Defibrillation and Cardioversion
- Defibrillation is the nonsynchronized delivery of a shock that depolarizes the entire cardiac tissue into a refractory period, making it unable to sustain or propagate an aberrant circuit. It is performed during a cardiac arrest in a pulseless patient.
- Cardioversion is the delivery of energy that is synchronized to the QRS complex, thus only depolarizing the active circuit causing arrhythmia. It is used to revert arrhythmias in awake patients (Table 1.4).
Monophasic versus Biphasic Defibrillators
- Defibrillators are machines that deliver electrical energy to the heart by monophasic or biphasic waveform technology through paddles applied on the chest wall.
- Monophasic defibrillators deliver the charge in only one direction, from one electrode to the other. They use higher energy, typically 360 J and have many disadvantages. They are no longer used in most EDs.
- Currently, almost all the AEDs, manual and implantable defibrillators use the biphasic waveform technology.
Using an Automatic External Defibrillator
- Read the instructions on the AED
- Stick the pads on the chest wall.
Place the right pad (white) below the right clavicle and the left pad (red) on the left inferior-lateral chest, lateral to the apex.
- If the patient has an open thorax injury, respective pads may be placed on the left and right axilla.
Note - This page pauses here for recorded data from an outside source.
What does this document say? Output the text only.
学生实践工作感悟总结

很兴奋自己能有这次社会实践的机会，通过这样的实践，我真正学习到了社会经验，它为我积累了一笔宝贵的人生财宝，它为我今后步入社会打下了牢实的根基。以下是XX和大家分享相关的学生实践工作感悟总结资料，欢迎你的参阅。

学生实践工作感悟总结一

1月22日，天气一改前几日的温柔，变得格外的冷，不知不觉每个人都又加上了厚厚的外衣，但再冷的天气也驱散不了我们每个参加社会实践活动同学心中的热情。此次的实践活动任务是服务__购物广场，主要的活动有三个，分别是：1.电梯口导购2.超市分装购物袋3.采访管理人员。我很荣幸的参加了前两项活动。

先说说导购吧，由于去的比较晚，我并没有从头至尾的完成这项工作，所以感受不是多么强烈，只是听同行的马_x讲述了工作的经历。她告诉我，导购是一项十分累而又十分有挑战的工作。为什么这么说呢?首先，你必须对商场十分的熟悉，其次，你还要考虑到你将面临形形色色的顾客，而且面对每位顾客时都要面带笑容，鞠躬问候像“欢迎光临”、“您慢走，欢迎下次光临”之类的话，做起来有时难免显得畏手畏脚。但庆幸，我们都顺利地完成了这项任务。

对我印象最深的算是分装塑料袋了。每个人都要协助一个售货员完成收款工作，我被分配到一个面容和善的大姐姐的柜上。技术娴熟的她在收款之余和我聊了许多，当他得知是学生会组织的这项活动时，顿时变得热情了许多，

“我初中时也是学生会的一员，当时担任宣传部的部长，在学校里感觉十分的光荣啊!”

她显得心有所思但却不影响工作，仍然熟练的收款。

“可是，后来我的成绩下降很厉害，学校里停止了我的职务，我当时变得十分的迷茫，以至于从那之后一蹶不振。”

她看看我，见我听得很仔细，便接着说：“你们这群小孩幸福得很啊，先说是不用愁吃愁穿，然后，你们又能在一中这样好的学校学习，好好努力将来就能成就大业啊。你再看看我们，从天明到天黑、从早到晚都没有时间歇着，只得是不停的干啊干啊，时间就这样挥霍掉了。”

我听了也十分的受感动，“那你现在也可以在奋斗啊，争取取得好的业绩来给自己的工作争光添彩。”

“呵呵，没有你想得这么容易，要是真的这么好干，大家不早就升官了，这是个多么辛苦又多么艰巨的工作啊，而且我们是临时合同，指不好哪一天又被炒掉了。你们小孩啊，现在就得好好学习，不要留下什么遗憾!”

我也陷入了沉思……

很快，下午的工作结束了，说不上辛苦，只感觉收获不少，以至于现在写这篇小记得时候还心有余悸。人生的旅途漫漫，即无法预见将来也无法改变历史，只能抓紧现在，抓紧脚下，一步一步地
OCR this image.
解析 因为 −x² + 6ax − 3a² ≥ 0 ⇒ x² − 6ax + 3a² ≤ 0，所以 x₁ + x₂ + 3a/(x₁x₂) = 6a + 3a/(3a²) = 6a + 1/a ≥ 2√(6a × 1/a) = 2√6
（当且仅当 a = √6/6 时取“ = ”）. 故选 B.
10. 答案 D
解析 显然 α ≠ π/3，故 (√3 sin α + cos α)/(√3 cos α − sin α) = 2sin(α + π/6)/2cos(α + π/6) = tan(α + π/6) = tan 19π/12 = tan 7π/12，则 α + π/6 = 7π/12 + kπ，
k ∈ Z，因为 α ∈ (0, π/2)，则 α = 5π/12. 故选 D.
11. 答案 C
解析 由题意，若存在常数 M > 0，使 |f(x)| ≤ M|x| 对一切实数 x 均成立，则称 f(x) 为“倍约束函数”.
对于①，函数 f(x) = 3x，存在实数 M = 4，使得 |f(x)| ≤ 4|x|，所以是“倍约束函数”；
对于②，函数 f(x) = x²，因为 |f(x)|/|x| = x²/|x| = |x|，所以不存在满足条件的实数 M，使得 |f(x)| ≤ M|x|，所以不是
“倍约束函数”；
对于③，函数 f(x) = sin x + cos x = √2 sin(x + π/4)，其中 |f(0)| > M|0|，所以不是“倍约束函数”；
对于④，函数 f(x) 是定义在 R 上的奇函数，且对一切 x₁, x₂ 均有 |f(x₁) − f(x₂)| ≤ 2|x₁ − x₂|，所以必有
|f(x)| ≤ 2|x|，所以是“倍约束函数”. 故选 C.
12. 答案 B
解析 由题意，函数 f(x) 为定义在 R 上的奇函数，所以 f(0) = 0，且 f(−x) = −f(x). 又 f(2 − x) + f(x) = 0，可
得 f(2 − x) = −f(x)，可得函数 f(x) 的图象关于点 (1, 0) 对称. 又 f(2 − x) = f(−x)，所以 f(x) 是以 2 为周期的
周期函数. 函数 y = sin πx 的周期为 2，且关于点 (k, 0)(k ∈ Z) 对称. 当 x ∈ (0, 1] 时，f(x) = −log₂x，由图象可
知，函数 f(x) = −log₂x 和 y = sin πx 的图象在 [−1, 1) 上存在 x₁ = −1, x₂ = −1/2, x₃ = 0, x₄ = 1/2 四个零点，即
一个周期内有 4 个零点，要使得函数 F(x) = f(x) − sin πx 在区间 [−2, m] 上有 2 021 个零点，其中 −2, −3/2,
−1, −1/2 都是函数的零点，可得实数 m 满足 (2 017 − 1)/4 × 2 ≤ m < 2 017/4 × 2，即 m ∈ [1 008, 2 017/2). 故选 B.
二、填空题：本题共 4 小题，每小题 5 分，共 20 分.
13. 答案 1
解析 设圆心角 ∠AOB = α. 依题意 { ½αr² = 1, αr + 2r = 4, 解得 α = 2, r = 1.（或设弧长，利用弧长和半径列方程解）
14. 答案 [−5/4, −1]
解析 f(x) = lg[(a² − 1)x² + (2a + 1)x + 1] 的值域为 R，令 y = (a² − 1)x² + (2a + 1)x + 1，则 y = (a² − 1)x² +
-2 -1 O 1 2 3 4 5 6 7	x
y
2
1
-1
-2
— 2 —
- Turn on the AED and follow the voice prompts.
- The AED will analyze the cardiac rhythm and will deliver defibrillation if a shockable rhythm is present.
Using a Manual Defibrillator
- Turn on the defibrillator to the biphasic mode.
- Select the desired dose of energy (200 J in adults, 2 J/kg in children).
- Remove paddles, apply gel on the paddles.
- Charge paddles using the charge button on the paddles or on the device.
- Place paddles over the chest wall. (Sternal paddle below the right clavicle and apex paddle on left lateral chest wall.
- Resuscitation team should stay clear of contact, oxygen circuit should be disconnected.
- Deliver shock by using the discharge button on the paddles or on the device.
- Resume CPR immediately; do not pause to check pulse/electrical rhythm soon after the shock.
Cardioversion Using a Manual Defibrillator
- Turn on the defibrillator to the biphasic mode.
- Select the desired dose of energy (50–200 J).
- Remove paddles, apply gel on the paddles. Pads may also be used, if available.
- Place paddles/pads over the chest wall. (Sternal paddle below the right clavicle and apex paddle on left lateral chest wall).
- Turn on the synchronized mode.
- Resuscitation team should stay clear of contact and oxygen circuit should be disconnected.
- Keep paddles on contact while holding discharge till shock is delivered.
- Check pulse and electrical activity immediately after the shock.
- If arrhythmia persists, repeat the cardioversion with higher doses.